Java creator James Gosling sounds off on Java futures, new languages, the trouble with aspect-oriented programming, the open-source debate, Eclipse and more.
James Gosling, the creator of Java, is out of the labs and out in front of Suns software development strategy, as the chief technology officer of Suns Developer Products group. In a candid interview with eWEEK Senior Writer Darryl K. Taft, Gosling lays out his ideas on Java futures, the open-source debate, new languages and the plight of the Java camp. But first Gosling sheds some light on whats possibly behind that sly grin of his, as he shares how his early days as a prankster instilled a respect for security.
How prescient do you think you were in creating Java to be such a platform for building secure applications?

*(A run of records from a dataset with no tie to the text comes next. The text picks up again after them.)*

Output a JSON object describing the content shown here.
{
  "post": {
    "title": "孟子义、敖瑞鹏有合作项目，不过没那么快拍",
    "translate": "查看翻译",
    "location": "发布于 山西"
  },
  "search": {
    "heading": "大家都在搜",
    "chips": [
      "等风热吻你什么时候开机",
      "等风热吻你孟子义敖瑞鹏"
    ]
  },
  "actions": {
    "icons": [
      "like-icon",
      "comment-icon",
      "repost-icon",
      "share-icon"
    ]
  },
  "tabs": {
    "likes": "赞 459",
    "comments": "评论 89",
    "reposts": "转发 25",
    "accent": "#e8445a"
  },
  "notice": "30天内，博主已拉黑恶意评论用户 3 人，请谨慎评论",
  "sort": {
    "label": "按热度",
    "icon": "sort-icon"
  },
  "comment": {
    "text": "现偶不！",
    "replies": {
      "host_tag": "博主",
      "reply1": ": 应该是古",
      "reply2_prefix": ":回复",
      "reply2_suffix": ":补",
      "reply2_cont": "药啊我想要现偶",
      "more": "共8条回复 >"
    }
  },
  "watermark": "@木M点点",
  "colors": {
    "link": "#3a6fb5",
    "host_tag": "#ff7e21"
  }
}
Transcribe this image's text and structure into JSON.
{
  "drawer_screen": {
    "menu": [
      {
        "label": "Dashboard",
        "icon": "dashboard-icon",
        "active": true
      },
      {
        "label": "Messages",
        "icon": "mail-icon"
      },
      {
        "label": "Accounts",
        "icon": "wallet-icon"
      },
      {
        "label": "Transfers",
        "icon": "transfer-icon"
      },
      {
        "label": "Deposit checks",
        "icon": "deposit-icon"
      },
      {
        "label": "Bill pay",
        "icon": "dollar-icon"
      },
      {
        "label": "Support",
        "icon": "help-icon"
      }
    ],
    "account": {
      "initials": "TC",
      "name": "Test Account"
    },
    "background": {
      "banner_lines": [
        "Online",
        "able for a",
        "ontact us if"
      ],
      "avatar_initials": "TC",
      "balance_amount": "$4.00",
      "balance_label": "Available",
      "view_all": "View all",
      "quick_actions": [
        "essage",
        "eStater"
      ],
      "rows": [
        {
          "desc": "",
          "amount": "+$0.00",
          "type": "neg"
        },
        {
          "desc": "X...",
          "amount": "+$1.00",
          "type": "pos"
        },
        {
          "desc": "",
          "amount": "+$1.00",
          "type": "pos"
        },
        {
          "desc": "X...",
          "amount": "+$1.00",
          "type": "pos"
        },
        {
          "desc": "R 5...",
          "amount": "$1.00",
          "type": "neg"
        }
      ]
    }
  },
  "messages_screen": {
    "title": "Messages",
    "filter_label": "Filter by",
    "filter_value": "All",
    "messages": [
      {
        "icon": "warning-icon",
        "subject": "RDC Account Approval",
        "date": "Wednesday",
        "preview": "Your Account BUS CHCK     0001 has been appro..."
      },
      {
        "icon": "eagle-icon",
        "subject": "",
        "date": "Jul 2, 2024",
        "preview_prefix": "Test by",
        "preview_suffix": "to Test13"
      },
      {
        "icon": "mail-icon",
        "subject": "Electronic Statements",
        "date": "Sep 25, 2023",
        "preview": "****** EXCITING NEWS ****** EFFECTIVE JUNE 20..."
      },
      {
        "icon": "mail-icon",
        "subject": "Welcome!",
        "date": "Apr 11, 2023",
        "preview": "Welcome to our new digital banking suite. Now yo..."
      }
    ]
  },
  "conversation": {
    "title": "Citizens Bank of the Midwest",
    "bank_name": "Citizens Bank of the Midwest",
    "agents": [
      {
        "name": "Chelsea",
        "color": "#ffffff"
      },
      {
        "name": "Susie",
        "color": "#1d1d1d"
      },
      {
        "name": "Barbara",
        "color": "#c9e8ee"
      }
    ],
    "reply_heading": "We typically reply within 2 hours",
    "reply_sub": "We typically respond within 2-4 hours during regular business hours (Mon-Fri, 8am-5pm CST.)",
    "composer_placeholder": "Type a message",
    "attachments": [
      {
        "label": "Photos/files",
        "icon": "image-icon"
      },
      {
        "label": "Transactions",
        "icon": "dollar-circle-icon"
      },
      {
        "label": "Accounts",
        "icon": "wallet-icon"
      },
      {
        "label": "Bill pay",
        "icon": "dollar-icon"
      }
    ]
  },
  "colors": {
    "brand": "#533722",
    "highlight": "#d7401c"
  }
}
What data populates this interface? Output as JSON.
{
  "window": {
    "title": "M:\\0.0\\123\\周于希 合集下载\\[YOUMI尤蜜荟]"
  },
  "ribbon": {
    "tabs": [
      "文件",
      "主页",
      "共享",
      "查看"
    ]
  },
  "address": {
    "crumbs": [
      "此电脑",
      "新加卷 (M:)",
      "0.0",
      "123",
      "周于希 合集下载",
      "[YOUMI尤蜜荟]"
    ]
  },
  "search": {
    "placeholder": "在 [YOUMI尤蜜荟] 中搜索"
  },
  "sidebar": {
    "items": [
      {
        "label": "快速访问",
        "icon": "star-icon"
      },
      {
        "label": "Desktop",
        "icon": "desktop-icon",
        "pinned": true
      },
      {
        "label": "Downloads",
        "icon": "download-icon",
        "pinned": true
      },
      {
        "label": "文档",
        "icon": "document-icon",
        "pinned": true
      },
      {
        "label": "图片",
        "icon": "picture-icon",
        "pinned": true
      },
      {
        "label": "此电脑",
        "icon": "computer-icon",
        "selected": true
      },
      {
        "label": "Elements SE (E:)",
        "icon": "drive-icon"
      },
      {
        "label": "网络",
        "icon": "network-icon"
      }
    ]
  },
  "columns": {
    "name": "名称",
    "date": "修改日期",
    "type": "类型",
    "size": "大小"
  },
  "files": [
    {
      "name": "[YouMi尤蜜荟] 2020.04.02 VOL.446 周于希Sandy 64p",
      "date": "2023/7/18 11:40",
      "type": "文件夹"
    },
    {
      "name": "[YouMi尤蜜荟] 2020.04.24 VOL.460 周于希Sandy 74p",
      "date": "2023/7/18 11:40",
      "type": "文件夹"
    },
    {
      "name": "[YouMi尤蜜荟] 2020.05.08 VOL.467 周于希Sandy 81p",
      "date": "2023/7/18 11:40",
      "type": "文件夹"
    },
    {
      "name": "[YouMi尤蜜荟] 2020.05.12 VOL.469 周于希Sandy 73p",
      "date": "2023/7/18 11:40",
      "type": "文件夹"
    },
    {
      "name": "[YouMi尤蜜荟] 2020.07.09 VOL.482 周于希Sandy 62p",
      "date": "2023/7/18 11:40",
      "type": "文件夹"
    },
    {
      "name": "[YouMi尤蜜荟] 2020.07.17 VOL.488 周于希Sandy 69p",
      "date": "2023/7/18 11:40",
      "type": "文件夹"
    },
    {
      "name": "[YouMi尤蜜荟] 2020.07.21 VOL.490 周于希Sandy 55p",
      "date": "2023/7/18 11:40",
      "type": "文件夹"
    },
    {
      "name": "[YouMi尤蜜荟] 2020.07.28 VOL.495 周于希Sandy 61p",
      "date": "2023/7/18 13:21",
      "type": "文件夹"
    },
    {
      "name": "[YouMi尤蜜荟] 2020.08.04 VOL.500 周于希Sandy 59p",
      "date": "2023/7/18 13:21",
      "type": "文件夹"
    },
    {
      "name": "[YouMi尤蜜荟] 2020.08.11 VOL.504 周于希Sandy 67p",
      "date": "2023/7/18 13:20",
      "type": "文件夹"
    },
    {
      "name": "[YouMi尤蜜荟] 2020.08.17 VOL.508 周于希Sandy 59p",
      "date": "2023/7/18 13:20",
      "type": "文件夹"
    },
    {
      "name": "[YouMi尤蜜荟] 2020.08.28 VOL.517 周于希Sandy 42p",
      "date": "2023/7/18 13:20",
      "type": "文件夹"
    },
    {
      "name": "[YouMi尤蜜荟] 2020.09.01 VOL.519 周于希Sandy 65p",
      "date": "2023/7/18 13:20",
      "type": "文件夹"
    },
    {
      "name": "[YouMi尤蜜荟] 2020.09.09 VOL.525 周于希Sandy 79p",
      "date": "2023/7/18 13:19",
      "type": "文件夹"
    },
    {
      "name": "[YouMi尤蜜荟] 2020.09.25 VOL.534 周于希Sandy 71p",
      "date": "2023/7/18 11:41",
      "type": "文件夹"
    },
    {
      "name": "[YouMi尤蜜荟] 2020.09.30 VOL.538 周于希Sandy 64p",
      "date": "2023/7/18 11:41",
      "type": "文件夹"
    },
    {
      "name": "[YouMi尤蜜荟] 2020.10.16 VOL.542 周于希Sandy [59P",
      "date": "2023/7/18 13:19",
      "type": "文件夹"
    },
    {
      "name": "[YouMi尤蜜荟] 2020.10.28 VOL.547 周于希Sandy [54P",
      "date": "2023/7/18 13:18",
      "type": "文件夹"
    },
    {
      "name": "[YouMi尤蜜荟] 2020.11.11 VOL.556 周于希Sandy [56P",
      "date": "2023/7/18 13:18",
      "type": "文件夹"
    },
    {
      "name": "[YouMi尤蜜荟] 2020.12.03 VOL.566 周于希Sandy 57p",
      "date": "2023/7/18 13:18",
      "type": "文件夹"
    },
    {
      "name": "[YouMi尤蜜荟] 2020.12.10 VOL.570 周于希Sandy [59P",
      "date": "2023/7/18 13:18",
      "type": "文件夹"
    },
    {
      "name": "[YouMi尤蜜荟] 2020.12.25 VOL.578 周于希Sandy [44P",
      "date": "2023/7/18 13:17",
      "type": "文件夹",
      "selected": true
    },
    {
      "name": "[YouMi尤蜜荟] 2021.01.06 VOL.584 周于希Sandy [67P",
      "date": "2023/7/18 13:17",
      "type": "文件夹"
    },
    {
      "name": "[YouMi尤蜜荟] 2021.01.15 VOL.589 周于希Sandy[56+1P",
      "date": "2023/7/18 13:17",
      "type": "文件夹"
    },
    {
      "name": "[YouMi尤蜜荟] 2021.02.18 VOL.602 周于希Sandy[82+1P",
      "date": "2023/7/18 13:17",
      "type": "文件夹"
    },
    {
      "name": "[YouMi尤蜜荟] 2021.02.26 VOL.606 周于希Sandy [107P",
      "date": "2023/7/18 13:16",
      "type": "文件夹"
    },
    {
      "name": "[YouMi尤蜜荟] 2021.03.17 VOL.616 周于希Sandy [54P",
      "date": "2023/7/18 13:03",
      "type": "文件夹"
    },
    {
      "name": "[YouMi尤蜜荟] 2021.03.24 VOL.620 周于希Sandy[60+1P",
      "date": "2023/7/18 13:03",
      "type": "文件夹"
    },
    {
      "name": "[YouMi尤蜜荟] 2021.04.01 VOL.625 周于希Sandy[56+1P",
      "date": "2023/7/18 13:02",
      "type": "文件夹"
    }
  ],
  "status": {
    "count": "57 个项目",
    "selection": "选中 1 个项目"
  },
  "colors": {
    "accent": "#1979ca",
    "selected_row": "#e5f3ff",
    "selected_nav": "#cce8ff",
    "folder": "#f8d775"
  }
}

Well, when I talk about the virus code in the Microsoft world today, people look at me I mean, I was really pretty strong about this a long time ago, that we had to do security. And people look at the virus situation and say, "you were just like prescient" was the word that you used. And I dont actually feel that way. Because the way I look at it . Well, there was sort of a story that never appeared correctly in the press about me having some great revelation at a Doobie Brothers concert, and that was really about security. It was true but they never got it right.
Back when I was like 15 or 16, one of the things I did for fun was I got really good at manufacturing master keys for doors at large places. And one of the things I did for fun was stuff like rewiring elevator systems in large buildings. Its amazing what you can do when you get into elevator control rooms. You can have a really, really good time (laughter). Like there was this one physics professor that everybody hated. Not because he was a nasty guy or anything but because he smoked these big cigars that really stank. And so one day he got into an elevator and we trapped him in and sent him up and down, and up and down and made him live in his own smoke in a small enclosed space.
And there was another one where a bunch of us decided to take the second floor of one building and we put like sheetrock over all the doorways and re-plastered them and painted them. We re-did the numbers on the stairwells going up. We rewired the elevator system so that it looked like when you pressed two you went to what used to be No. 3. And we put in fake baseboarding so you couldnt tell where the friggin doors used to be. And for that one I was 18.
And so I tended to be up to a lot of mischief, but with a bunch of people. Theres a part of me that would like to say I was the mastermind of all this, but, nah, mostly not. I hung out with a bunch of fairly nefarious engineering types.
And so Im at this Doobie Brothers concert and somebody had made some comment about digital control of light bulbs in your home. And I went, "Oh, this is stupid." My sister had scored these tickets to this Doobie Brothers concert that were amazing. They were the absolute front row and you could actually put your feet on the stage. The big speakers were on the other side of me and my sister and my brother-in-law so we actually heard the unamplified instruments. And to look up at the Doobie Brothers you had to kind of lean back. And all the stage lighting was basically above us, and they had all this robotic MIDI-controlled lighting. And Im lying there listening to the Doobie Brothers and looking at all this wiring and Im going: "Hmm, thats a MIDI-controlled system and those are all robot lights; if I was a 16-year-old here and I could get control of the lights in this building I could have some real fun!"
So I kind of got this semireligious thing about security, not because I cared about terrorism or anything I was trying to protect the universe from ME! Sixteen-year-old guys with too much free time are way more dangerous than just about anything else.